Eigentlich wollte ich ihn noch fragen, ob er vielleicht auch einen in der Tasche habe, als sich die Situation anders löste, als ich erwartet hatte. Sleepy hatte offenbar lange genug auf seine Rettung gewartet und entschieden, dass es jetzt Zeit sei, selbst die Initiative zu ergreifen. Wenn das Personal nicht fähig ist zu handeln, muss man als selbstständiger Kater auch mal eine potenziell tödliche Falle in einen Escape-Room umdeuten und es mit der daraus gewonnenen Motivation schaffen, den etwas über-proportionierten Katzenhintern durch den schmalen Spalt des Kellerfensters zu schieben. Zack, stand Sleepy auf dem Bürgersteig und schaute sich etwas verdattert um, bevor er eine Sekunde später wie ein Pfeil unter ein geparktes Auto schoss, weil ein Kind auf einem Fahrrad vorbeifuhr.
Mein mir bis dahin unbekannter Nachbar und ich starrten uns etwas perplex an, während meine Frau mit einem riesigen Schlüsselbund die Treppe herunter gehastet kam.
“Die arme Frau, die ich da gestört habe, hat mir einfach ihren ganzen Schlüsselbund in die Hand gedrückt, weil sie gerade nicht wegkann, wegen des Babys. Also, wo ist die Tür?”
Ich deutete mit der Hand um die Ecke, die Treppe hinunter.
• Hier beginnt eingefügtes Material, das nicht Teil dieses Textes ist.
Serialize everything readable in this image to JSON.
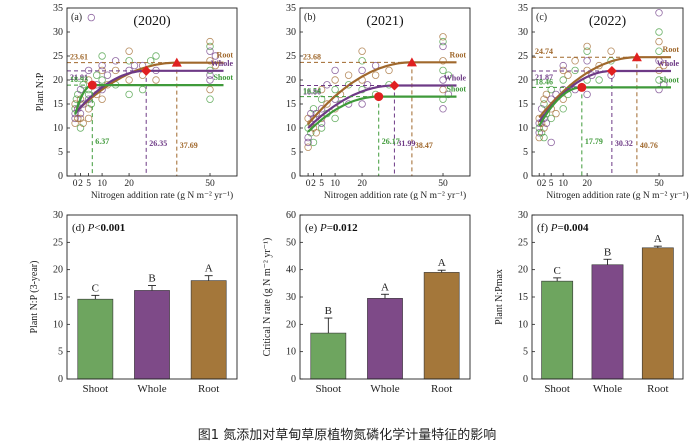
{
  "caption": "图1 氮添加对草甸草原植物氮磷化学计量特征的影响",
  "colors": {
    "root": "#a0682c",
    "whole": "#6e3a86",
    "shoot": "#3f9a3a",
    "marker": "#e02020",
    "bar_shoot": "#6ea55f",
    "bar_whole": "#7e4a88",
    "bar_root": "#a4773a"
  },
  "chart_data": [
    {
      "type": "scatter",
      "panel": "(a)",
      "title": "(2020)",
      "ylabel": "Plant N:P",
      "xlabel": "Nitrogen addition rate (g N m⁻² yr⁻¹)",
      "xticks": [
        0,
        2,
        5,
        10,
        20,
        50
      ],
      "xtick_labels": [
        "0",
        "2",
        "5",
        "10",
        "20",
        "50"
      ],
      "xlim": [
        -3,
        60
      ],
      "yticks": [
        0,
        5,
        10,
        15,
        20,
        25,
        30,
        35
      ],
      "ylim": [
        0,
        35
      ],
      "series": [
        {
          "name": "Root",
          "start": 13.2,
          "plateau": 23.61,
          "xcrit": 37.69,
          "plateau_label": "23.61",
          "xcrit_label": "37.69"
        },
        {
          "name": "Whole",
          "start": 13.0,
          "plateau": 21.91,
          "xcrit": 26.35,
          "plateau_label": "21.91",
          "xcrit_label": "26.35"
        },
        {
          "name": "Shoot",
          "start": 12.8,
          "plateau": 18.93,
          "xcrit": 6.37,
          "plateau_label": "18.93",
          "xcrit_label": "6.37"
        }
      ],
      "scatter_points": [
        [
          0,
          11
        ],
        [
          0,
          13
        ],
        [
          0,
          14
        ],
        [
          0,
          15
        ],
        [
          0,
          12
        ],
        [
          0.5,
          16
        ],
        [
          1,
          12
        ],
        [
          1,
          14
        ],
        [
          1,
          17
        ],
        [
          2,
          12
        ],
        [
          2,
          13
        ],
        [
          2,
          15
        ],
        [
          2,
          16
        ],
        [
          2,
          18
        ],
        [
          2,
          10
        ],
        [
          3,
          11
        ],
        [
          3,
          15
        ],
        [
          3,
          19
        ],
        [
          5,
          14
        ],
        [
          5,
          16
        ],
        [
          5,
          18
        ],
        [
          5,
          20
        ],
        [
          5,
          22
        ],
        [
          5,
          17
        ],
        [
          5,
          12
        ],
        [
          6,
          33
        ],
        [
          6,
          15
        ],
        [
          8,
          17
        ],
        [
          8,
          19
        ],
        [
          8,
          21
        ],
        [
          10,
          16
        ],
        [
          10,
          18
        ],
        [
          10,
          20
        ],
        [
          10,
          22
        ],
        [
          10,
          23
        ],
        [
          10,
          25
        ],
        [
          12,
          19
        ],
        [
          12,
          21
        ],
        [
          15,
          19
        ],
        [
          15,
          22
        ],
        [
          15,
          24
        ],
        [
          20,
          17
        ],
        [
          20,
          20
        ],
        [
          20,
          22
        ],
        [
          20,
          24
        ],
        [
          20,
          26
        ],
        [
          22,
          23
        ],
        [
          25,
          18
        ],
        [
          25,
          21
        ],
        [
          25,
          23
        ],
        [
          28,
          24
        ],
        [
          30,
          20
        ],
        [
          30,
          22
        ],
        [
          30,
          25
        ],
        [
          50,
          18
        ],
        [
          50,
          20
        ],
        [
          50,
          22
        ],
        [
          50,
          24
        ],
        [
          50,
          26
        ],
        [
          50,
          27
        ],
        [
          50,
          28
        ],
        [
          50,
          21
        ],
        [
          50,
          16
        ],
        [
          52,
          23
        ],
        [
          52,
          25
        ]
      ]
    },
    {
      "type": "scatter",
      "panel": "(b)",
      "title": "(2021)",
      "ylabel": "",
      "xlabel": "Nitrogen addition rate (g N m⁻² yr⁻¹)",
      "xticks": [
        0,
        2,
        5,
        10,
        20,
        50
      ],
      "xtick_labels": [
        "0",
        "2",
        "5",
        "10",
        "20",
        "50"
      ],
      "xlim": [
        -3,
        60
      ],
      "yticks": [
        0,
        5,
        10,
        15,
        20,
        25,
        30,
        35
      ],
      "ylim": [
        0,
        35
      ],
      "series": [
        {
          "name": "Root",
          "start": 10.8,
          "plateau": 23.68,
          "xcrit": 38.47,
          "plateau_label": "23.68",
          "xcrit_label": "38.47"
        },
        {
          "name": "Whole",
          "start": 10.0,
          "plateau": 18.86,
          "xcrit": 31.99,
          "plateau_label": "18.86",
          "xcrit_label": "31.99"
        },
        {
          "name": "Shoot",
          "start": 9.2,
          "plateau": 16.54,
          "xcrit": 26.17,
          "plateau_label": "16.54",
          "xcrit_label": "26.17"
        }
      ],
      "scatter_points": [
        [
          0,
          6
        ],
        [
          0,
          8
        ],
        [
          0,
          10
        ],
        [
          0,
          12
        ],
        [
          0,
          7
        ],
        [
          1,
          9
        ],
        [
          1,
          11
        ],
        [
          1,
          13
        ],
        [
          2,
          7
        ],
        [
          2,
          10
        ],
        [
          2,
          12
        ],
        [
          2,
          14
        ],
        [
          3,
          9
        ],
        [
          3,
          13
        ],
        [
          5,
          10
        ],
        [
          5,
          12
        ],
        [
          5,
          14
        ],
        [
          5,
          16
        ],
        [
          5,
          18
        ],
        [
          5,
          11
        ],
        [
          7,
          13
        ],
        [
          7,
          15
        ],
        [
          7,
          19
        ],
        [
          10,
          12
        ],
        [
          10,
          14
        ],
        [
          10,
          16
        ],
        [
          10,
          18
        ],
        [
          10,
          20
        ],
        [
          10,
          22
        ],
        [
          12,
          15
        ],
        [
          12,
          17
        ],
        [
          15,
          15
        ],
        [
          15,
          19
        ],
        [
          15,
          21
        ],
        [
          20,
          15
        ],
        [
          20,
          18
        ],
        [
          20,
          20
        ],
        [
          20,
          22
        ],
        [
          20,
          24
        ],
        [
          20,
          26
        ],
        [
          22,
          19
        ],
        [
          25,
          17
        ],
        [
          25,
          21
        ],
        [
          25,
          23
        ],
        [
          30,
          19
        ],
        [
          30,
          22
        ],
        [
          50,
          14
        ],
        [
          50,
          16
        ],
        [
          50,
          18
        ],
        [
          50,
          20
        ],
        [
          50,
          22
        ],
        [
          50,
          24
        ],
        [
          50,
          27
        ],
        [
          50,
          28
        ],
        [
          50,
          29
        ],
        [
          52,
          17
        ],
        [
          52,
          21
        ]
      ]
    },
    {
      "type": "scatter",
      "panel": "(c)",
      "title": "(2022)",
      "ylabel": "",
      "xlabel": "Nitrogen addition rate (g N m⁻² yr⁻¹)",
      "xticks": [
        0,
        2,
        5,
        10,
        20,
        50
      ],
      "xtick_labels": [
        "0",
        "2",
        "5",
        "10",
        "20",
        "50"
      ],
      "xlim": [
        -3,
        60
      ],
      "yticks": [
        0,
        5,
        10,
        15,
        20,
        25,
        30,
        35
      ],
      "ylim": [
        0,
        35
      ],
      "series": [
        {
          "name": "Root",
          "start": 12.2,
          "plateau": 24.74,
          "xcrit": 40.76,
          "plateau_label": "24.74",
          "xcrit_label": "40.76"
        },
        {
          "name": "Whole",
          "start": 11.3,
          "plateau": 21.87,
          "xcrit": 30.32,
          "plateau_label": "21.87",
          "xcrit_label": "30.32"
        },
        {
          "name": "Shoot",
          "start": 10.4,
          "plateau": 18.46,
          "xcrit": 17.79,
          "plateau_label": "18.46",
          "xcrit_label": "17.79"
        }
      ],
      "scatter_points": [
        [
          0,
          8
        ],
        [
          0,
          9
        ],
        [
          0,
          10
        ],
        [
          0,
          12
        ],
        [
          0,
          11
        ],
        [
          1,
          9
        ],
        [
          1,
          11
        ],
        [
          1,
          14
        ],
        [
          2,
          8
        ],
        [
          2,
          10
        ],
        [
          2,
          12
        ],
        [
          2,
          15
        ],
        [
          2,
          16
        ],
        [
          3,
          11
        ],
        [
          3,
          13
        ],
        [
          3,
          17
        ],
        [
          5,
          7
        ],
        [
          5,
          12
        ],
        [
          5,
          14
        ],
        [
          5,
          16
        ],
        [
          5,
          18
        ],
        [
          7,
          13
        ],
        [
          7,
          17
        ],
        [
          10,
          14
        ],
        [
          10,
          16
        ],
        [
          10,
          18
        ],
        [
          10,
          20
        ],
        [
          10,
          22
        ],
        [
          10,
          23
        ],
        [
          12,
          17
        ],
        [
          12,
          21
        ],
        [
          15,
          18
        ],
        [
          15,
          22
        ],
        [
          15,
          24
        ],
        [
          20,
          17
        ],
        [
          20,
          20
        ],
        [
          20,
          22
        ],
        [
          20,
          24
        ],
        [
          20,
          26
        ],
        [
          20,
          27
        ],
        [
          22,
          21
        ],
        [
          25,
          20
        ],
        [
          25,
          23
        ],
        [
          30,
          21
        ],
        [
          30,
          24
        ],
        [
          30,
          26
        ],
        [
          50,
          18
        ],
        [
          50,
          20
        ],
        [
          50,
          22
        ],
        [
          50,
          24
        ],
        [
          50,
          26
        ],
        [
          50,
          28
        ],
        [
          50,
          34
        ],
        [
          50,
          30
        ],
        [
          52,
          23
        ],
        [
          52,
          19
        ]
      ]
    },
    {
      "type": "bar",
      "panel": "(d)",
      "p_prefix": "P<",
      "p_value": "0.001",
      "ylabel": "Plant N:P (3-year)",
      "categories": [
        "Shoot",
        "Whole",
        "Root"
      ],
      "values": [
        14.6,
        16.2,
        18.0
      ],
      "errors": [
        0.7,
        0.9,
        0.9
      ],
      "letters": [
        "C",
        "B",
        "A"
      ],
      "yticks": [
        0,
        5,
        10,
        15,
        20,
        25,
        30
      ],
      "ylim": [
        0,
        30
      ]
    },
    {
      "type": "bar",
      "panel": "(e)",
      "p_prefix": "P=",
      "p_value": "0.012",
      "ylabel": "Critical N rate (g N m⁻² yr⁻¹)",
      "categories": [
        "Shoot",
        "Whole",
        "Root"
      ],
      "values": [
        16.8,
        29.5,
        39.0
      ],
      "errors": [
        5.5,
        1.5,
        0.8
      ],
      "letters": [
        "B",
        "A",
        "A"
      ],
      "yticks": [
        0,
        10,
        20,
        30,
        40,
        50,
        60
      ],
      "ylim": [
        0,
        60
      ]
    },
    {
      "type": "bar",
      "panel": "(f)",
      "p_prefix": "P=",
      "p_value": "0.004",
      "ylabel": "Plant N:Pmax",
      "categories": [
        "Shoot",
        "Whole",
        "Root"
      ],
      "values": [
        17.9,
        20.9,
        24.0
      ],
      "errors": [
        0.6,
        1.0,
        0.3
      ],
      "letters": [
        "C",
        "B",
        "A"
      ],
      "yticks": [
        0,
        5,
        10,
        15,
        20,
        25,
        30
      ],
      "ylim": [
        0,
        30
      ]
    }
  ]
}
“Da hinten, aber wir können den Schlüssel wieder rauf bringen, denn Sleepy hat sich inzwischen selbst entlassen.”
Der Nachbar zeigte auf den geparkten Fiat vor der Tür.
“Da, unterm Auto.”
ergänzte er, bevor er seine zwischenzeitlich auf dem Boden abgestellte Kiste wieder aufnahm und fröhlich die Treppen rauf stapfte.
Wir wünschten uns einen schönen Tag, meine Frau nahm den Aufzug, um den Schlüsselbund wieder zurückzugeben und ich lockte in der Zeit Sleepy unter dem Auto hervor und brachte ihn zu einem Durchgang zwischen den Häusern, von dem aus er in die Gärten kommt, die an unseren grenzen.
Als wir fünf Minuten später die Gartentür öffneten, saß er schon davor. Wenn es ihm besonders schlecht geht, hält er eine Vorderpfote in die Luft, als könne er nicht richtig auftreten. Spannend ist, dass es nicht immer die Gleiche ist. Heute war es die Linke. Er humpelte an uns vorbei hinein in den Hausflur, schaute sich argwöhnisch um und fetzte dann in einem Affenzahn die Treppe hinauf in die Wohnung zum Futternapf.
Ein Dankeschön für diese misslungene Rettungsaktion können wir uns wohl abschminken.